Just because you have bad finances, that doesn’t mean that you don’t need to get a loan. Whether you have to get a new car, fix plumbing that suddenly exploded or cover special events like a wedding or a funeral, you probably won’t have the money in your pocket to take care of that issue right then and there. But if you have a bad credit history, chances are very good that you’ll be rejected by lenders. Unless, that is, you find someone that specializes in bad credit loans.
Bad credit loans have a couple different names in the lending world. You can call them no credit history loans, or sub prime loans, but they are all meant for people that have a poor credit history. Whatever the name of the specific loan these programs take a wider view of a potential lender, and the lender bases the decision upon more than just the person’s credit score and credit rating number. This can be an advantage for those that have had bad credit in the past, but whose situation has improved to the point where making regular payments reliably is a much more likely reality.
Another option for those that have bad credit is to get a co-signer. While not a bad credit loan per se, if you have someone with good credit such as a parent, sibling or other close person in your life that will vouch for you they can co-sign on your loan. Unfortunately this means that if you fail in your obligations to pay back the loan then the obligation falls onto your co-signer, and credit hits affect you as well as that person. So this option may be difficult if you have bad credit because you must find someone willing to stick their neck out for you to a lending institution. It should be repeated that this isn’t a bad credit loan, but rather a way for someone who has bad credit to get a normal loan when that would not otherwise be an option.
For those that have bad credit who only need a small amount of money, say a few hundred dollars, there are payday loan companies that are willing to accept clients with bad or no credit history. These loans don’t require any background check or credit history score, but they will require that the applicant be currently employed and that copies of recent pay stubs be attached.
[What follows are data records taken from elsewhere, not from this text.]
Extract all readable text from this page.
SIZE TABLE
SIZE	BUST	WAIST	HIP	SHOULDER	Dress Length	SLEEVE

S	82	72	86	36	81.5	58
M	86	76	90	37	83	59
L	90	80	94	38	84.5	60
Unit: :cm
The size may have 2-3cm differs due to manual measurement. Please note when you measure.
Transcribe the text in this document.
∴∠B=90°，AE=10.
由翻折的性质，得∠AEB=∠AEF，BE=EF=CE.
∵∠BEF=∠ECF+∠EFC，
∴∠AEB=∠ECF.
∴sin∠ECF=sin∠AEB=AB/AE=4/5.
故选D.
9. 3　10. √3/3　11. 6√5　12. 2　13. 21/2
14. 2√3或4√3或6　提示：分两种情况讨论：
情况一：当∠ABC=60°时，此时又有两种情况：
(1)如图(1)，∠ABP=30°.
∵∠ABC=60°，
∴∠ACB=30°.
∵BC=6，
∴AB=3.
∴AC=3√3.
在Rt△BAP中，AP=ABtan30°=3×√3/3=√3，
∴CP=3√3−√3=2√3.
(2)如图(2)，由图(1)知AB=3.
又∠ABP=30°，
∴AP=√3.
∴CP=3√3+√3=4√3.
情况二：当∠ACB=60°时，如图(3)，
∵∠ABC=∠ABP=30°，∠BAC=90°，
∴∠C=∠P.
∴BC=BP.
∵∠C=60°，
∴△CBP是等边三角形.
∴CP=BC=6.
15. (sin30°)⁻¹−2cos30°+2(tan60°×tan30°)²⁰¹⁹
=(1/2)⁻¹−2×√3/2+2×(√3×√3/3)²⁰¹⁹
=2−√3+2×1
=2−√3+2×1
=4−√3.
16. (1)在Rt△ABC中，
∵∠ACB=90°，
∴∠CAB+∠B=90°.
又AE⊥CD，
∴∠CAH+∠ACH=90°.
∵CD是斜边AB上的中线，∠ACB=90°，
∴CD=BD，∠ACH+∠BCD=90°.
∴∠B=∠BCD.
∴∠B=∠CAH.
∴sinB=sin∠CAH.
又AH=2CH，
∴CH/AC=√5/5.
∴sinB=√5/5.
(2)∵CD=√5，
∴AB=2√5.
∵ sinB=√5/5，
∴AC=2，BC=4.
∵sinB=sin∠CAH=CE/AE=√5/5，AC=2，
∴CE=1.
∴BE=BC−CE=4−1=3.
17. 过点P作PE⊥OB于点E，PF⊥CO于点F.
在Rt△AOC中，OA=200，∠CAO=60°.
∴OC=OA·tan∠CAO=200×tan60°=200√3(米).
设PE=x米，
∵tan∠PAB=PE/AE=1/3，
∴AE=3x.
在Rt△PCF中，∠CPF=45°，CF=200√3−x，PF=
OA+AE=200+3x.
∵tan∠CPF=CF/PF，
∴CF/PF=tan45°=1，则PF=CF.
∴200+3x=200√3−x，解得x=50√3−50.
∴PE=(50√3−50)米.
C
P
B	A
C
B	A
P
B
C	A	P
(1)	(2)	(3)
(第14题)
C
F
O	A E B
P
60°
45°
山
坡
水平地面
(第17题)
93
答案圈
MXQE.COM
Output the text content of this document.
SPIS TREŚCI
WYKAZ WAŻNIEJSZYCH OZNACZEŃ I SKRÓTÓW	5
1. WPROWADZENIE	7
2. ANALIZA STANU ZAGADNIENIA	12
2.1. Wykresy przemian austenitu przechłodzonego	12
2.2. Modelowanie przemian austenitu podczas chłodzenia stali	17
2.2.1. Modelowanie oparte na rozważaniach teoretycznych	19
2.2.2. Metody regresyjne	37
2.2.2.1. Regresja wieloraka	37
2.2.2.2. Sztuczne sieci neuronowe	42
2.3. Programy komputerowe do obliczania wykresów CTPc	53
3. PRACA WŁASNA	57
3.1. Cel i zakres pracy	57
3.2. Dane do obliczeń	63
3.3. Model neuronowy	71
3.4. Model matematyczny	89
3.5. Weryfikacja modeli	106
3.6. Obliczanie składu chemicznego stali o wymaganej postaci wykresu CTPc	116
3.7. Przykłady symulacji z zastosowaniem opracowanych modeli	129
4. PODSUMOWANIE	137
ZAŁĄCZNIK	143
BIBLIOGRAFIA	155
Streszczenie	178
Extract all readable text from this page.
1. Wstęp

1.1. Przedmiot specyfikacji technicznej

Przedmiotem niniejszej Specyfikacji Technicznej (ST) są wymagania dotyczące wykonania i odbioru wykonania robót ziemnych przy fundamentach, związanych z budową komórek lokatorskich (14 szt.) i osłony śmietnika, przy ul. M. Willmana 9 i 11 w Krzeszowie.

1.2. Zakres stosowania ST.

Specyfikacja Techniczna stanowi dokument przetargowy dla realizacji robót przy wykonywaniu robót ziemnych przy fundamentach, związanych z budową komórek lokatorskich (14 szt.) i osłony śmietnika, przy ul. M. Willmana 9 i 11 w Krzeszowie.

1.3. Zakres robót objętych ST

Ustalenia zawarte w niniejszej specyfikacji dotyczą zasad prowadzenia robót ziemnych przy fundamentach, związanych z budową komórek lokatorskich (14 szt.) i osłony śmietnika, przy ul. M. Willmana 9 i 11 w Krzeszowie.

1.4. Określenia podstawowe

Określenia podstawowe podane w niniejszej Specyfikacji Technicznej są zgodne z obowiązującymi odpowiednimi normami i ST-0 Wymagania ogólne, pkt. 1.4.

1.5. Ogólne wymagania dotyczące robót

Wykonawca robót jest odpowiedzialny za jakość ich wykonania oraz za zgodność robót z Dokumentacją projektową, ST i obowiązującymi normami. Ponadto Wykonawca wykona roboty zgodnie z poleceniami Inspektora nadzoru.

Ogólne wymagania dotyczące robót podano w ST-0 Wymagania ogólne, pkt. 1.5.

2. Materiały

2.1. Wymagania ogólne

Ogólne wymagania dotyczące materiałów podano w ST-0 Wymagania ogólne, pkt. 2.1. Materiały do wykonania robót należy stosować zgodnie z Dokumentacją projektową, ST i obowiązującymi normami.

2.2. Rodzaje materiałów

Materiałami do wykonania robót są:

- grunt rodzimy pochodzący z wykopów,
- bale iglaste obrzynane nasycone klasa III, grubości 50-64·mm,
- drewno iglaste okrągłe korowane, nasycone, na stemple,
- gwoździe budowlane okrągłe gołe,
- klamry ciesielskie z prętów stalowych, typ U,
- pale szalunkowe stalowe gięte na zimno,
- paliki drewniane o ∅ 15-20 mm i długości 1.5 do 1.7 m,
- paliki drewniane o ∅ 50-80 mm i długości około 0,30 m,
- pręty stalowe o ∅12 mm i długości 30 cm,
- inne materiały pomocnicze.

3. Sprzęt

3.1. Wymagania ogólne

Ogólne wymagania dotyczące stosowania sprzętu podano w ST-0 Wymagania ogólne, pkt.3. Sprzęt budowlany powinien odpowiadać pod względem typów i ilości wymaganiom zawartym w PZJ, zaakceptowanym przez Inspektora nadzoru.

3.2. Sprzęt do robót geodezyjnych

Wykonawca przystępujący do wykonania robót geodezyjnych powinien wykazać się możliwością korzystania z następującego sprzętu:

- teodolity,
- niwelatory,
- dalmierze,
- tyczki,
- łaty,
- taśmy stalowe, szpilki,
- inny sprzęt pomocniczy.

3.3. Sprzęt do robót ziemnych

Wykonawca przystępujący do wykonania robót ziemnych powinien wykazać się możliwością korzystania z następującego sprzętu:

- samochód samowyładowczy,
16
How much you make will determine how much money these companies will loan you, and the more money you make the bigger the loan you can get will be.
If you choose to use these payday loan companies for your bad credit loan needs though, you need to be aware of both the good as well as the bad. While these loans may not require a credit check, and they don’t require an collateral on the part of the client, they do have a very, very high rate of interest. That’s because these are short term loans that are supposed to be paid back by your next payday. So if you don’t believe you can pay back the entire loan next payday, you may want to seriously reconsider using this type of loan to help you with your immediate financial troubles.
Regardless of which bad credit loan option you decide to pursue, it’s important that you remember you should always examine the entire field before you sign on the dotted line. Just as with any other sort of loan you have to be sure that you are getting the best possible rates available for your situation and that there isn’t a better loan option right around the corner at another bank or lending institution. After all, just because you have a bad credit history, that’s no reason to let yourself pay more money to the first lender willing to take a chance on you as a client.
Additionally you have to remember that bad credit is not a permanent state of affairs; you can improve it. In fact you can improve your credit by getting bad credit loans and making regular payments until you’ve paid back the loan in full. The more debts you have that get paid, and the more reliable you are as a loan customer, the higher your credit rating will climb. In fact if you climb high enough you’ll open up new doors so that when you need loans in the future you’ll have more options available to you than bad and no credit lenders willing to take a chance.